Results from our QI project show that tailored education and provider feedback, as part of a multilayered intervention, has an impact on the prescribing practices in those health care team members who lack formal geriatrics training. Our report offers an innovative education model that aligns with the Institute of Medicine’s (as well as other health disciplines) call for an increase in geriatric education to produce competent health care professionals in the care of the older adult.1,15 Given that older adults frequently find themselves in EDs, frequently take multiple chronic medications,16,17 and have pharmacokinetic and pharmacodynamic age-related changes that increase risk of adverse drug events,18 specialized education such as that provided for in our model is important to ensure safe prescribing to older adults in an ED environment.

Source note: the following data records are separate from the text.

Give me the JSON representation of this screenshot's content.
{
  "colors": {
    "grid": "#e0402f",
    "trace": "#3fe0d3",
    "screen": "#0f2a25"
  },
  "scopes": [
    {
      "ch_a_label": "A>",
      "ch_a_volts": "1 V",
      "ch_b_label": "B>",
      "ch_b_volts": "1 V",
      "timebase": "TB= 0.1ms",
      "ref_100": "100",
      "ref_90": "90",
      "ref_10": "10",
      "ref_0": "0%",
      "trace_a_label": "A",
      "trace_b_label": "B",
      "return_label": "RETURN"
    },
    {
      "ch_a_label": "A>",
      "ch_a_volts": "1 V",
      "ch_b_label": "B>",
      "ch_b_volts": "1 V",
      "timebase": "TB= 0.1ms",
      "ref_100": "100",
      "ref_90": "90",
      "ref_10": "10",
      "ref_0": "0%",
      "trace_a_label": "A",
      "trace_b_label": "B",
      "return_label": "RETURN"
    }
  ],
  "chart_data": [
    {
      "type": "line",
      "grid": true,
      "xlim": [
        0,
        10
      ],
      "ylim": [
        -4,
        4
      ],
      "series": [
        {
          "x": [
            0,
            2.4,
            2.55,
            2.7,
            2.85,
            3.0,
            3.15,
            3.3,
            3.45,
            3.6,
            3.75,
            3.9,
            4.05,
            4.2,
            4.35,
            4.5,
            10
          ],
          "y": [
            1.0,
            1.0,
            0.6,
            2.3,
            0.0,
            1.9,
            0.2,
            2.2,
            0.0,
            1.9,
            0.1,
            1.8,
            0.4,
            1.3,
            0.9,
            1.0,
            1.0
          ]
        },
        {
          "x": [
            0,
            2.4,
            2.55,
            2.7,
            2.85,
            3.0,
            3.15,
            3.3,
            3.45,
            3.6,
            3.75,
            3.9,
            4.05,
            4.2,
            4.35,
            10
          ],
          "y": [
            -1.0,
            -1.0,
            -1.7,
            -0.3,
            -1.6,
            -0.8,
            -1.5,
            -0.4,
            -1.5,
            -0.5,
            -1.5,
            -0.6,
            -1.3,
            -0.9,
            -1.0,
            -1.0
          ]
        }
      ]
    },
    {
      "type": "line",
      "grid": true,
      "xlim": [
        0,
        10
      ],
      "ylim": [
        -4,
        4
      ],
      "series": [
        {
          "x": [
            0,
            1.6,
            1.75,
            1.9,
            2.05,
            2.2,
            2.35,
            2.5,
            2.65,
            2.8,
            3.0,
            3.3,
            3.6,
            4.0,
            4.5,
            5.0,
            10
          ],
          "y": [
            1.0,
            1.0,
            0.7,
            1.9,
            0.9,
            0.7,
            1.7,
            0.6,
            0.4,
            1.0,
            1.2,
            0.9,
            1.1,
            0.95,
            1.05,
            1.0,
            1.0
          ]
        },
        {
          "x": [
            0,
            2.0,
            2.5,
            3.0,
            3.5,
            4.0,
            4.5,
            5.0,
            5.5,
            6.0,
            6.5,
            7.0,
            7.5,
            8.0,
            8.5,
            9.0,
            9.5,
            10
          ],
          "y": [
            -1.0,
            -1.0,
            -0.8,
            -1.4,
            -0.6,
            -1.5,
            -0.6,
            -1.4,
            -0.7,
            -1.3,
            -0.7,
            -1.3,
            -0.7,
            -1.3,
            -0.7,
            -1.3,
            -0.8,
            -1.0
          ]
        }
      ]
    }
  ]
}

Future directions include expanding this QI project to other VA EDs. During the QI project, a need was identified for an innovative technological tool to export the key innovations to other VA EDs that do not possess the infrastructure or personnel at their local institutions. The concept of dashboards as a potential means for dissemination was introduced by CPS during the initiative. Dashboards are innovative data packages that generate a number of key indicators with the ability to be modified to tailor individual data needs. Through automation of provider feedback reports on prescribing practices and dissemination of EQUiPPED products, implementing this project would be easily portable to other VA EDs. Electronic accessibility through VA Internet share points or other database tools would allow for ED providers to view their own data and prescribing habits. The dashboard would have the capability to allow for interactive data retrieval tailored specifically to providers to not only provide information on peer comparisons, but also to be a passive educational tool that could be reviewed by prescribers or an active tool used for detailing similar to the physician-CPS pairing that has been described in this article. The feasibility of this concept is currently being explored and tested.
Limitations
Some limitations of this report should be noted. Given the pre/post design, we cannot exclude the possibility that interventions other than EQUiPPED contributed to declining PIM rates. Additionally, we are unable to determine the impact of individual components of the overall intervention, although the piecewise logistic regression gives us some clues. Also, although our data show a decrease in Beer’s prescribing, we are unable to say whether or not this had an impact on other important clinical outcomes such as adverse drug events, re-presentations to the ED, or hospitalizations. These are all important areas for future inquiry.
Conclusions
The QI project resulted in a meaningful decrease in PIM prescribing in older ED adults. CPS contributions to QI can extend beyond pharmacotherapy and provider education to also include information technology tools using formulary management expertise.
Acknowledgments
The authors would like to acknowledge Sherman Lee for providing editorial support.